Here is an old example with hundreds of millions of records and instances:
Also, people here may not be as up to speed on the state of the art in face rec as they think they are. It's not as much of an unsolved problem as it was even 10 years ago.
"When you think about it, large scale requires unsupervised..."
Not necessarily. Crowdsourcing is another option, like Google's image tagging game, reCAPTCHA, et cetera.
Pay a herd of people to do things, and they'll do things for you. You don't have to pay them in money. Telling them they have a high score is often enough.
Yes, "requires" was too strong. I should have said they go well together. I was trying to get at the fact that it's highly common for large-scale work to be unsupervised.
Face recognition usually uses a hand-coded layer followed by a machine learning algorithm. This technique automatically devises that hand-coded layer. It also did this for 20,000 other categories and can also be applied equally well to audio or any other data type. Huge difference.
> It does this for 20,000 different objects categories
With 15.8% accuracy.
> This is the most powerful AI experiment yet conducted (publicly known).

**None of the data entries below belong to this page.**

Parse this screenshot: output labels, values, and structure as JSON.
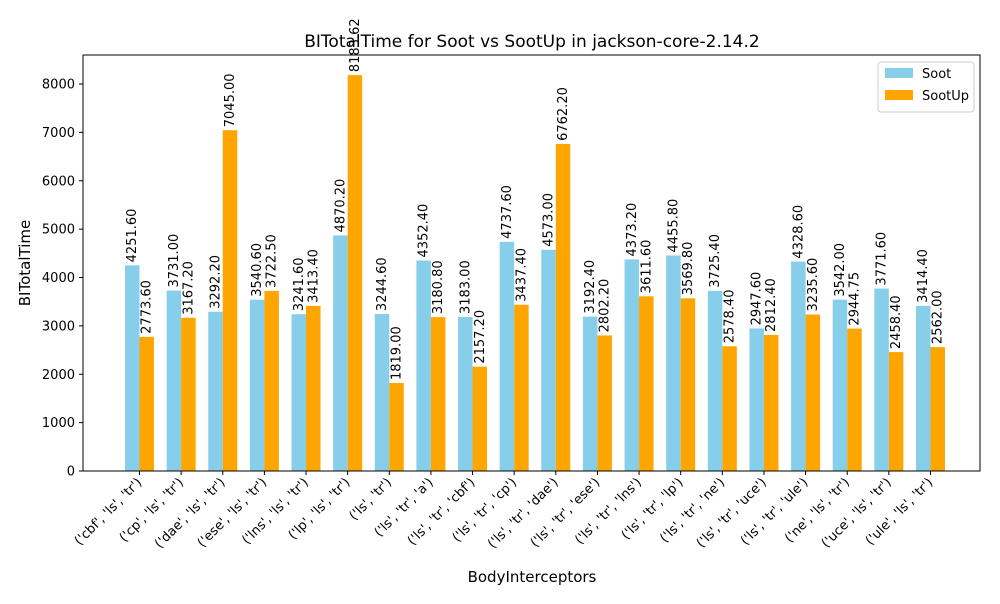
{
  "chart_data": {
    "type": "bar",
    "title": "BITotalTime for Soot vs SootUp in jackson-core-2.14.2",
    "xlabel": "BodyInterceptors",
    "ylabel": "BITotalTime",
    "ylim": [
      0,
      8600
    ],
    "yticks": [
      0,
      1000,
      2000,
      3000,
      4000,
      5000,
      6000,
      7000,
      8000
    ],
    "legend_position": "top-right",
    "categories": [
      "('cbf', 'ls', 'tr')",
      "('cp', 'ls', 'tr')",
      "('dae', 'ls', 'tr')",
      "('ese', 'ls', 'tr')",
      "('lns', 'ls', 'tr')",
      "('lp', 'ls', 'tr')",
      "('ls', 'tr')",
      "('ls', 'tr', 'a')",
      "('ls', 'tr', 'cbf')",
      "('ls', 'tr', 'cp')",
      "('ls', 'tr', 'dae')",
      "('ls', 'tr', 'ese')",
      "('ls', 'tr', 'lns')",
      "('ls', 'tr', 'lp')",
      "('ls', 'tr', 'ne')",
      "('ls', 'tr', 'uce')",
      "('ls', 'tr', 'ule')",
      "('ne', 'ls', 'tr')",
      "('uce', 'ls', 'tr')",
      "('ule', 'ls', 'tr')"
    ],
    "series": [
      {
        "name": "Soot",
        "color": "#87ceeb",
        "values": [
          4251.6,
          3731.0,
          3292.2,
          3540.6,
          3241.6,
          4870.2,
          3244.6,
          4352.4,
          3183.0,
          4737.6,
          4573.0,
          3192.4,
          4373.2,
          4455.8,
          3725.4,
          2947.6,
          4328.6,
          3542.0,
          3771.6,
          3414.4
        ]
      },
      {
        "name": "SootUp",
        "color": "#ffa500",
        "values": [
          2773.6,
          3167.2,
          7045.0,
          3722.5,
          3413.4,
          8183.62,
          1819.0,
          3180.8,
          2157.2,
          3437.4,
          6762.2,
          2802.2,
          3611.6,
          3569.8,
          2578.4,
          2812.4,
          3235.6,
          2944.75,
          2458.4,
          2562.0
        ]
      }
    ],
    "value_labels": {
      "Soot": [
        "4251.60",
        "3731.00",
        "3292.20",
        "3540.60",
        "3241.60",
        "4870.20",
        "3244.60",
        "4352.40",
        "3183.00",
        "4737.60",
        "4573.00",
        "3192.40",
        "4373.20",
        "4455.80",
        "3725.40",
        "2947.60",
        "4328.60",
        "3542.00",
        "3771.60",
        "3414.40"
      ],
      "SootUp": [
        "2773.60",
        "3167.20",
        "7045.00",
        "3722.50",
        "3413.40",
        "8183.62",
        "1819.00",
        "3180.80",
        "2157.20",
        "3437.40",
        "6762.20",
        "2802.20",
        "3611.60",
        "3569.80",
        "2578.40",
        "2812.40",
        "3235.60",
        "2944.75",
        "2458.40",
        "2562.00"
      ]
    }
  }
}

It's only powerful because they threw more cores at it than anyone else has previously attempted. From a quick skimming of the paper, there does not appear to be a lot of novel algorithmic contribution here. It's the same basic autoencoder that Hinton proposed years ago. They just added in some speed ups for many cores.
It's a great experiment though. You shouldn't detract from its legitimate contributions by making outlandish claims.
That in itself is fairly interesting, it says we can make dramatic improvements just throwing more processing power at the problem. Whatever happens on the algorithms research side of the problem in coming years, you can count on us having access to more processing power.
I think this is the most important aspect of this paper. Throwing more computing power at the problem increases performance significantly. It is possible that our algorithms are adequate but our hardware is not.
> This is the most powerful AI experiment yet conducted (publicly known).
That's an ill-defined statement. AI is a vast and diverse field: what makes one demonstration more "powerful" than another? There are definitely other projects that could be viewed as being in the same class of "powerful" as this cluster.
This is certainly an interesting paper, but it has to be viewed in the context of a large and active field.
In return, I will offer you two interesting non-sequiturs, because I don't have anything topical and a non-sequitur seems like it's worth half what something germane would be.
.
Bret Victor, "Inventing on Principle." First 5 minutes are terribly boring. Give him a chance; it's 100% worth it.
I put the singularity bit in to make it relevant for those who are non-technical. This experiment is significant because it shows that large artificial neural networks can be made to work. People have tried and failed at this for decades.
This technigue was "discovered" by geoff hinton at the university of toronto in 2005. However, nobody at tried (or maybe got enough funds) to try it this scale.
If this continues to work at larger and larger scale, this would be a machine learning technique that can work accurately on tasks that are hugely important to society
- accurate speech recognition
- human level compuer vision (make human manual labor redundant)
Even so, the singularity bit is editorializing a link to a white paper on an equally significant scale. Nowhere in the link is the singularity referenced.
As for the point about it being for non-technical people, I don't understand where you're coming from. This is hacker news. If people don't understand it and don't upvote it, then that's their problem, not yours.
"I put the singularity bit in to make it relevant for those who are non-technical." Yeah, I'm sure there's a lot of those on HN...I'd expect this kind of crap in something like Wired, but not here.